Dr. Ann McKee examined Phillip Adams' brain and determined that he had stage 2 chronic trauma encephalopathy.
According to authorities, Phillip Adams shot and killed Robert Lesslie, a Rock Hill doctor; his wife Barbara; their two grandchildren Adah Lesslie (9 years old) and Noah Lesslie (5 years old); and Robert Shook (38), two HVAC technicians who worked at the Lesslie home. Later, police found Adams with a self inflicted gunshot wound on the head.
CTE, a degenerative disease that is associated with head trauma and concussions, has been shown to cause a variety of symptoms including mood swings and memory impairment.
McKee stated that there were indications that he was having cognitive and behavioral issues. He didn't seem to snap. It seemed to be a progressive cumulative impairment. He was becoming more paranoid and was experiencing increasing memory problems. It was also possible that he was engaging in more impulsive behavior. ... Although it may not have been known, I doubt that this was an isolated incident." McCkee, who directs Boston University's CTE Center, stated that 24 NFL players were diagnosed with the disease in their 20s and 30s. Most had stage 2 like Adams. There are four stages to the disease, with stage 4 being most severe and often associated with dementia.
McKee stated that the second stage is associated to progressive cognitive and behavioral abnormalities like aggression, impulsivity and explosivity as well as paranoia and anxiety.
Adams' CTE diagnosis was unique among the others, as it was "unusually severe in both of her frontal lobes," she explained.
McKee likened Adams' brain to Aaron Hernandez, a former football star who was posthumously diagnosed as having CTE. Hernandez died in prison at 27 after being sentenced to a life sentence for a 2013 crime.

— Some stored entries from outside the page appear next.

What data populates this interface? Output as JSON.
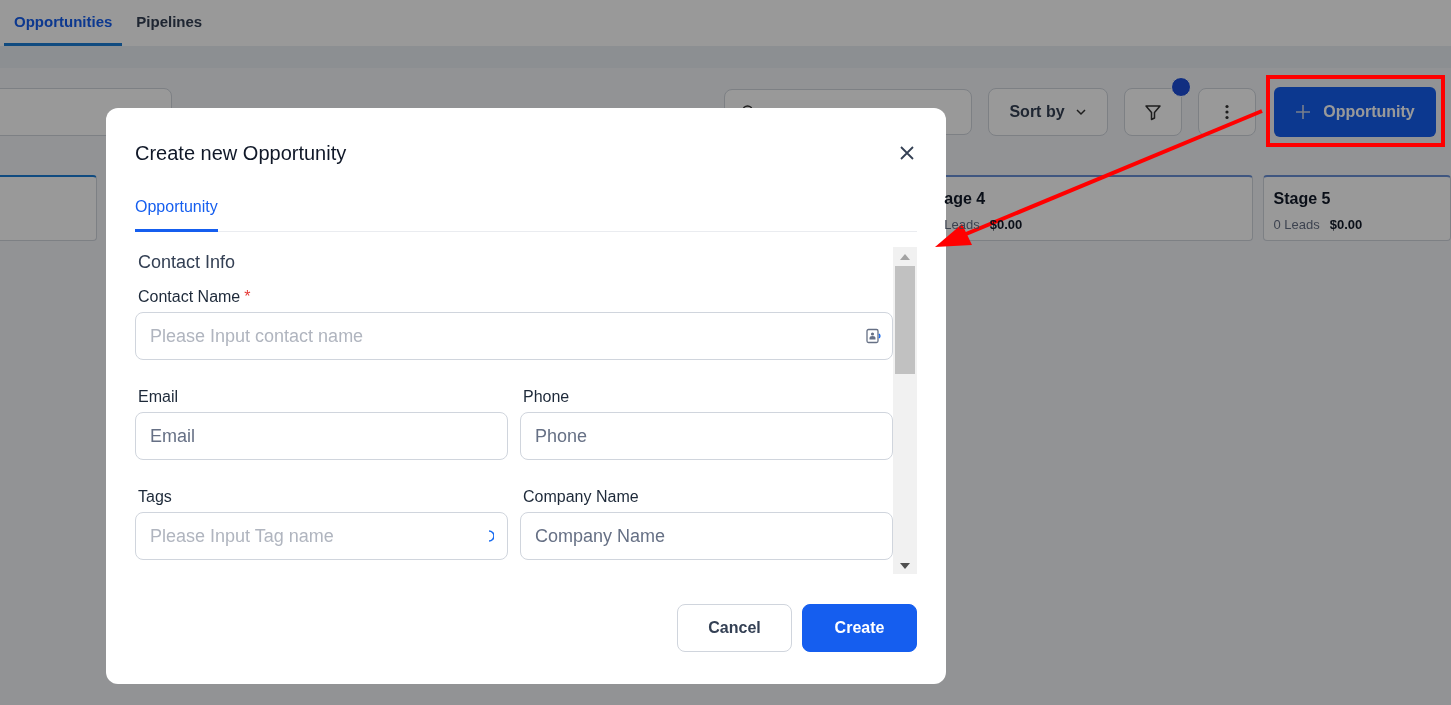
{
  "tabs": [
    {
      "label": "Opportunities",
      "selected": true
    },
    {
      "label": "Pipelines",
      "selected": false
    }
  ],
  "toolbar": {
    "sort_button": "Sort by",
    "filter_active": true,
    "add_button": "Opportunity"
  },
  "stages": [
    {
      "kind": "blank"
    },
    {
      "kind": "stage",
      "name": "age 4",
      "leads": "Leads",
      "value": "$0.00"
    },
    {
      "kind": "stage",
      "name": "Stage 5",
      "leads": "0 Leads",
      "value": "$0.00"
    }
  ],
  "modal": {
    "title": "Create new Opportunity",
    "tabs": [
      {
        "label": "Opportunity",
        "selected": true
      }
    ],
    "section": "Contact Info",
    "fields": [
      {
        "kind": "contact",
        "label": "Contact Name",
        "required_mark": "*",
        "placeholder": "Please Input contact name"
      },
      {
        "kind": "text",
        "label": "Email",
        "placeholder": "Email"
      },
      {
        "kind": "text",
        "label": "Phone",
        "placeholder": "Phone"
      },
      {
        "kind": "tags",
        "label": "Tags",
        "placeholder": "Please Input Tag name"
      },
      {
        "kind": "text",
        "label": "Company Name",
        "placeholder": "Company Name"
      }
    ],
    "buttons": [
      {
        "kind": "secondary",
        "label": "Cancel"
      },
      {
        "kind": "primary",
        "label": "Create"
      }
    ]
  }
}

The Lesslie family expressed appreciation for the diagnosis.
Their family stated that they found some comfort in CTE results and the explanations they provided for their irrational behavior in this tragedy, even though it was heartbreaking.
Adams' family stated that they weren't surprised by his diagnosis, but were shocked at the severity of his condition.

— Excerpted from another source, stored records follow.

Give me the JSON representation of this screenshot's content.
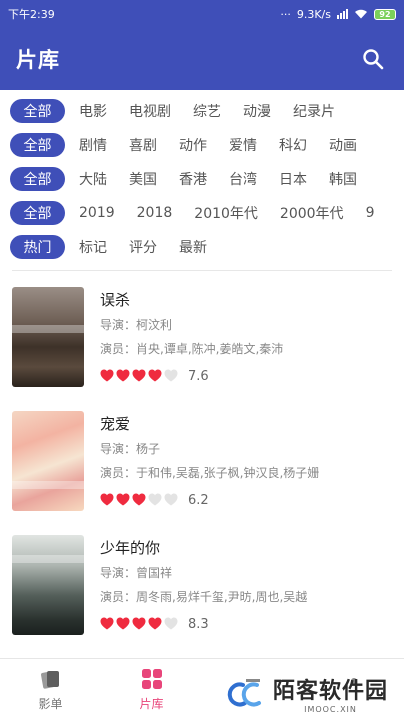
{
  "status": {
    "time": "下午2:39",
    "speed": "9.3K/s",
    "battery": "92"
  },
  "appbar": {
    "title": "片库"
  },
  "filters": [
    {
      "chip": "全部",
      "options": [
        "电影",
        "电视剧",
        "综艺",
        "动漫",
        "纪录片"
      ]
    },
    {
      "chip": "全部",
      "options": [
        "剧情",
        "喜剧",
        "动作",
        "爱情",
        "科幻",
        "动画"
      ]
    },
    {
      "chip": "全部",
      "options": [
        "大陆",
        "美国",
        "香港",
        "台湾",
        "日本",
        "韩国"
      ]
    },
    {
      "chip": "全部",
      "options": [
        "2019",
        "2018",
        "2010年代",
        "2000年代",
        "9"
      ]
    },
    {
      "chip": "热门",
      "options": [
        "标记",
        "评分",
        "最新"
      ]
    }
  ],
  "movies": [
    {
      "title": "误杀",
      "director": "导演：柯汶利",
      "cast": "演员：肖央,谭卓,陈冲,姜皓文,秦沛",
      "hearts": 4,
      "score": "7.6"
    },
    {
      "title": "宠爱",
      "director": "导演：杨子",
      "cast": "演员：于和伟,吴磊,张子枫,钟汉良,杨子姗",
      "hearts": 3,
      "score": "6.2"
    },
    {
      "title": "少年的你",
      "director": "导演：曾国祥",
      "cast": "演员：周冬雨,易烊千玺,尹昉,周也,吴越",
      "hearts": 4,
      "score": "8.3"
    }
  ],
  "nav": [
    {
      "label": "影单",
      "icon": "film-cards-icon",
      "active": false
    },
    {
      "label": "片库",
      "icon": "grid-icon",
      "active": true
    },
    {
      "label": "",
      "icon": "tab3-icon",
      "active": false
    },
    {
      "label": "",
      "icon": "tab4-icon",
      "active": false
    }
  ],
  "watermark": {
    "title": "陌客软件园",
    "subtitle": "IMOOC.XIN"
  },
  "colors": {
    "primary": "#3f4fb8",
    "heart_on": "#ef2b3f",
    "heart_off": "#e3e3e3",
    "nav_active": "#e8457a"
  }
}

Their statement stated that they had reviewed his medical records and discovered that he was desperate for help from the NFL. However, he was denied all claims because he couldn't remember simple tasks like driving long distances to see doctors or going through extensive evaluations.
Adams' agent previously stated to The Associated Press, that Adams had not participated in the variety of mental and physical health programs available for ex-players via the NFL and its union.

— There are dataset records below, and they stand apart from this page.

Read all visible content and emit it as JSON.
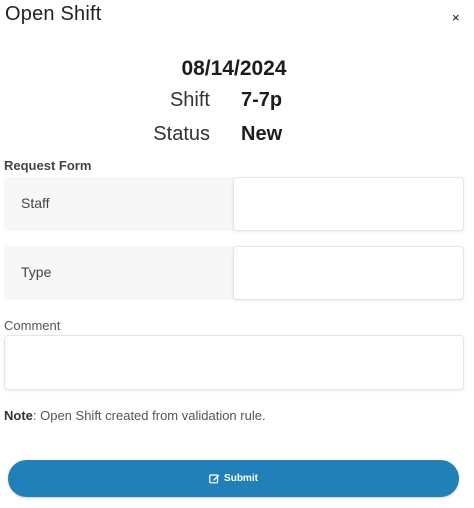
{
  "dialog": {
    "title": "Open Shift",
    "close_glyph": "×"
  },
  "shift": {
    "date": "08/14/2024",
    "shift_label": "Shift",
    "shift_value": "7-7p",
    "status_label": "Status",
    "status_value": "New"
  },
  "form": {
    "section_title": "Request Form",
    "staff_label": "Staff",
    "staff_value": "",
    "type_label": "Type",
    "type_value": "",
    "comment_label": "Comment",
    "comment_value": ""
  },
  "note": {
    "prefix": "Note",
    "text": ": Open Shift created from validation rule."
  },
  "submit": {
    "label": "Submit",
    "icon": "edit-icon",
    "color": "#2180b8"
  }
}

Adams' agent and the football league did not respond immediately to our requests for comment.
CTE can only be diagnosed by an autopsy. It has been detected in ex-military personnel, football players, boxers, and other people who have suffered repeated head trauma. A recent study revealed signs of the disease in 110 out of 111 NFL players who had their brains examined.
Adams, 32, was a player in 78 NFL games, for six different teams, over six seasons. As a seventh-round pick from South Carolina State, Adams joined the San Francisco 49ers as a draft pick in 2010. He played in 78 NFL games for six teams over six seasons. After retiring, Adams continued his career with Atlanta Falcons in 2015.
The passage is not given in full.